An ASU-built sensor will help the mission settle an ongoing debate about the solar system's origins.
Mounting data from planets circling distant stars bolster the idea that our sun's planets did not form in their present orbits, but rather migrated toward and away from the sun in the distant past.
"With these planet migration models, early in the solar system history, it was a pretty crazy place. And planets were moving and things were getting thrown, even scattered out of the solar system," said Phil Christensen of ASU's School of Earth and Space Exploration, who leads the Lucy Thermal Emission Spectrometer (L'TES) team.
If true, then the Trojans' makeup should reflect icy origins far beyond Neptune's orbit.
That's because the Trojans became trapped long ago in special pockets where the sun's gravity balances perfectly with Jupiter's.
These areas, where gravitational and centripetal forces balance just so, are called Lagrange points.
"It's like this gravitational hole that you fall into and you can't get out of. So they've been collecting things," said Christensen.
But the Trojans are more than ancient — they are pristine.

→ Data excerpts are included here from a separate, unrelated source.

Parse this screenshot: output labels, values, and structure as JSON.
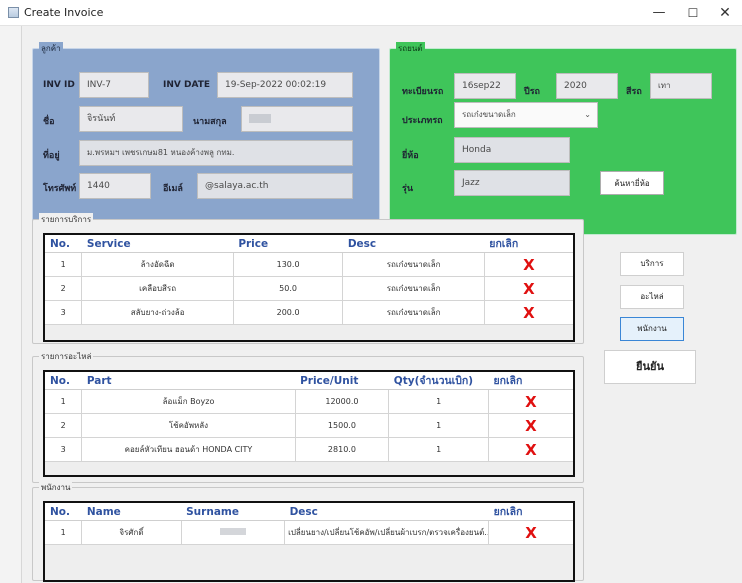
{
  "window": {
    "title": "Create Invoice",
    "controls": [
      "—",
      "☐",
      "✕"
    ]
  },
  "customer": {
    "group_label": "ลูกค้า",
    "inv_id_label": "INV ID",
    "inv_id": "INV-7",
    "inv_date_label": "INV DATE",
    "inv_date": "19-Sep-2022  00:02:19",
    "name_label": "ชื่อ",
    "name": "จิรนันท์",
    "surname_label": "นามสกุล",
    "surname": "",
    "address_label": "ที่อยู่",
    "address": "ม.พรหมฯ เพชรเกษม81 หนองค้างพลู กทม.",
    "phone_label": "โทรศัพท์",
    "phone": "1440",
    "email_label": "อีเมล์",
    "email": "@salaya.ac.th"
  },
  "car": {
    "group_label": "รถยนต์",
    "plate_label": "ทะเบียนรถ",
    "plate": "16sep22",
    "year_label": "ปีรถ",
    "year": "2020",
    "color_label": "สีรถ",
    "color": "เทา",
    "type_label": "ประเภทรถ",
    "type": "รถเก๋งขนาดเล็ก",
    "brand_label": "ยี่ห้อ",
    "brand": "Honda",
    "model_label": "รุ่น",
    "model": "Jazz",
    "search_button": "ค้นหายี่ห้อ"
  },
  "services": {
    "group_label": "รายการบริการ",
    "headers": [
      "No.",
      "Service",
      "Price",
      "Desc",
      "ยกเลิก"
    ],
    "rows": [
      {
        "no": "1",
        "service": "ล้างอัดฉีด",
        "price": "130.0",
        "desc": "รถเก๋งขนาดเล็ก",
        "cancel": "X"
      },
      {
        "no": "2",
        "service": "เคลือบสีรถ",
        "price": "50.0",
        "desc": "รถเก๋งขนาดเล็ก",
        "cancel": "X"
      },
      {
        "no": "3",
        "service": "สลับยาง-ถ่วงล้อ",
        "price": "200.0",
        "desc": "รถเก๋งขนาดเล็ก",
        "cancel": "X"
      }
    ]
  },
  "parts": {
    "group_label": "รายการอะไหล่",
    "headers": [
      "No.",
      "Part",
      "Price/Unit",
      "Qty(จำนวนเบิก)",
      "ยกเลิก"
    ],
    "rows": [
      {
        "no": "1",
        "part": "ล้อแม็ก Boyzo",
        "price": "12000.0",
        "qty": "1",
        "cancel": "X"
      },
      {
        "no": "2",
        "part": "โช้คอัพหลัง",
        "price": "1500.0",
        "qty": "1",
        "cancel": "X"
      },
      {
        "no": "3",
        "part": "คอยล์หัวเทียน ฮอนด้า HONDA CITY",
        "price": "2810.0",
        "qty": "1",
        "cancel": "X"
      }
    ]
  },
  "employees": {
    "group_label": "พนักงาน",
    "headers": [
      "No.",
      "Name",
      "Surname",
      "Desc",
      "ยกเลิก"
    ],
    "rows": [
      {
        "no": "1",
        "name": "จิรศักดิ์",
        "surname": "",
        "desc": "เปลี่ยนยาง/เปลี่ยนโช้คอัพ/เปลี่ยนผ้าเบรก/ตรวจเครื่องยนต์...",
        "cancel": "X"
      }
    ]
  },
  "side_buttons": {
    "service": "บริการ",
    "parts": "อะไหล่",
    "employee": "พนักงาน",
    "confirm": "ยืนยัน"
  }
}
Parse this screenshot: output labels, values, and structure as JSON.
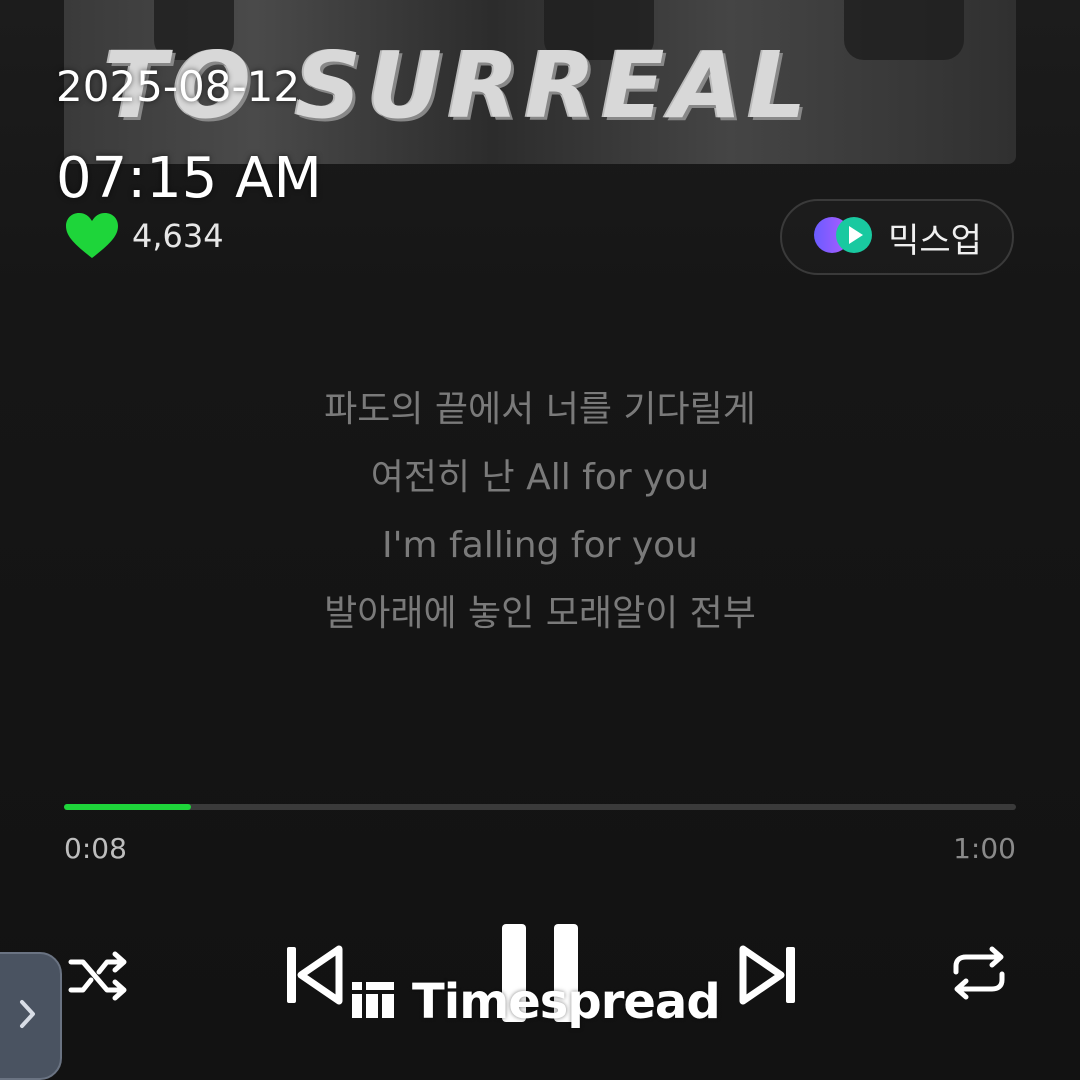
{
  "album": {
    "title_art": "TO SURREAL"
  },
  "overlay": {
    "date": "2025-08-12",
    "time": "07:15 AM"
  },
  "likes": {
    "icon": "heart-icon",
    "count": "4,634",
    "color": "#1ed53a"
  },
  "mixup": {
    "label": "믹스업",
    "icon": "mixup-icon"
  },
  "lyrics": [
    "파도의 끝에서 너를 기다릴게",
    "여전히 난 All for you",
    "I'm falling for you",
    "발아래에 놓인 모래알이 전부"
  ],
  "progress": {
    "elapsed": "0:08",
    "total": "1:00",
    "fraction": 0.1333,
    "accent": "#1ed53a"
  },
  "controls": {
    "shuffle": "shuffle-icon",
    "previous": "previous-icon",
    "pause": "pause-icon",
    "next": "next-icon",
    "repeat": "repeat-icon"
  },
  "watermark": {
    "text": "Timespread"
  },
  "side_tab": {
    "icon": "chevron-right-icon"
  }
}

Many asteroids, including OSIRIS-REx's target Bennu, at some point approached closer to the sun, which cooked their surfaces and altered the thawing, movement and refreezing of volatiles such as water.
But Trojans have occupied their Lagrange points since the solar system began.
"So they've never been heated. They've never been bathed. And so they really, truly are primitive material — not just old, but primitive. It hasn't been altered from when it first condensed four and a half billion years ago."
L'TES is the latest in a long line of thermal emission spectrometers Christensen's teams have launched aboard missions such as Europa Clipper, Mars Global Surveyor and OSIRIS-REx. Some of their instruments still function 20 years after launch.
That track record exerted a major influence on what NASA asked them to provide.
"They wanted an infrared instrument, but they wanted something that was not going to cause them any trouble—that was proven, you know. So they came to me and said, 'Build an exact copy of the OSIRIS instrument.' And we did," said Christensen.
Christensen said he didn't mind reproducing his pride and joy. For him, it makes more sense than working to perfect a technology and then only making a single copy of it.
"I joke with people about, you know, imagine someone made an iPhone, and he only made one of them. It's like, wow, that was a lot of work just for one," he said.
Lucy will survey the leading Trojans in 2027 and the trailing group in 2033, with Earth flybys in between.
Because the spacecraft will seek out some of the solar system's earliest remains, it bears the name of one of the most famous hominin fossil skeletons studied on Earth. That Lucy was found in Ethiopia in 1974 by Donald Johanson and Tom Gray.
Appropriately enough, the Lucy spacecraft will fly by the main belt asteroid (52246) Donaldjohanson on its way to Jupiter.
Christensen said he looks forward to whatever surprises lurk among the floating Trojan fossils.
"You're always surprised. You know, we'll get out there and go, 'Oh, that's not what we thought.' That's the beauty of doing it," Christensen said.